I had gotten to my studio early that morning. And as soon as I looked at the patchwork of fabric on my floor I knew it was time to make my Gus Quilt.
I made the three patchwork pieces from the scraps in my scarp box a few days before and after Gus died. It was a creative act that kept me focused without having to think. It occupied my mind and kept my hands busy.
Sometime between finishing the third piece and yesterday I had looked at it on my floor and above it I saw Gus. I knew it held his energy. The joy and the sadness of his life reflected in the colors. A life time of emotions.

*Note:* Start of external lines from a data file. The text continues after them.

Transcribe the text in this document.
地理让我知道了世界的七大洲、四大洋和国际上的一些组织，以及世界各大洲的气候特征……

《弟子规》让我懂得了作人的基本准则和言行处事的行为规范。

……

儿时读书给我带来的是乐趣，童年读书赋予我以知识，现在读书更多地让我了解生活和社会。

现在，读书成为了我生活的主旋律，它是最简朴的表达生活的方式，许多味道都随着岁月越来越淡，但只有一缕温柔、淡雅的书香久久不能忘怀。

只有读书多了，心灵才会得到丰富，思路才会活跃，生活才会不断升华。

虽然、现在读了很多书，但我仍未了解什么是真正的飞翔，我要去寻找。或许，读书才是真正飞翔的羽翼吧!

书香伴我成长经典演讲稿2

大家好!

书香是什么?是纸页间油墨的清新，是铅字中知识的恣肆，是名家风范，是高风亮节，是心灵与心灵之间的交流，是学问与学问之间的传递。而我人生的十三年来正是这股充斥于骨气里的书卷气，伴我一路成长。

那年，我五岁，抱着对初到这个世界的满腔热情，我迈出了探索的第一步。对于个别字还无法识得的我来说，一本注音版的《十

I had seen Gus above the Patchwork, but I didn’t know how it would manifest. Then, last week, I found the piece of fabric someone had sent me with the patten of Boston Terrier heads on it. I had forgotten about the fabric, because for some reason, I never brought it to my studio.
Jon has written a lot about Gus since he’s died. It’s one of the ways he processes his feelings.
I’m not sure exactly how it works with me. I have no urge to write about him or look at pictures of him or talk about him, except to Jon. I feel like whatever is happening in processing my feelings about Gus is going on inside of me and I keep it there.
Until yesterday morning, when it wanted to come out.
And it did, in the form of the quilt.
I knew it would have a black and white theme, like Gus himself. With big splashes of color, bold and alive. The few subtleties soften and add a touch of the unknown to the straight lines and hard edges. I’ve had that pink dragonfly fabric forever. This is what I was saving it for. As soon as I pulled it off my self, I was reminded of Gus’ sense of freedom and fun. It made me smile.
I worked on the quilt all day, and just put the finishing pieces on it this morning.
When I did, I thought of the chickadee. How, when it started flying around the dog crate yesterday, I reached my hand through the door and he hopped on my finger. Outside, I held up my arm and he flew off my finger into the high branches of the giant maple in the back yard.
It wasn’t until the chickadee flew away, that I thought about Gus and the quilt. How the chickadee came to me when I was working on the quilt, how, unlike Gus, I got to nurse it back to health and watch it fly off to live its life.
I felt as if Gus had come back, or the chickadee came as a message from him. A message from the Universe affirming the continuity of life, no matter what form it may take.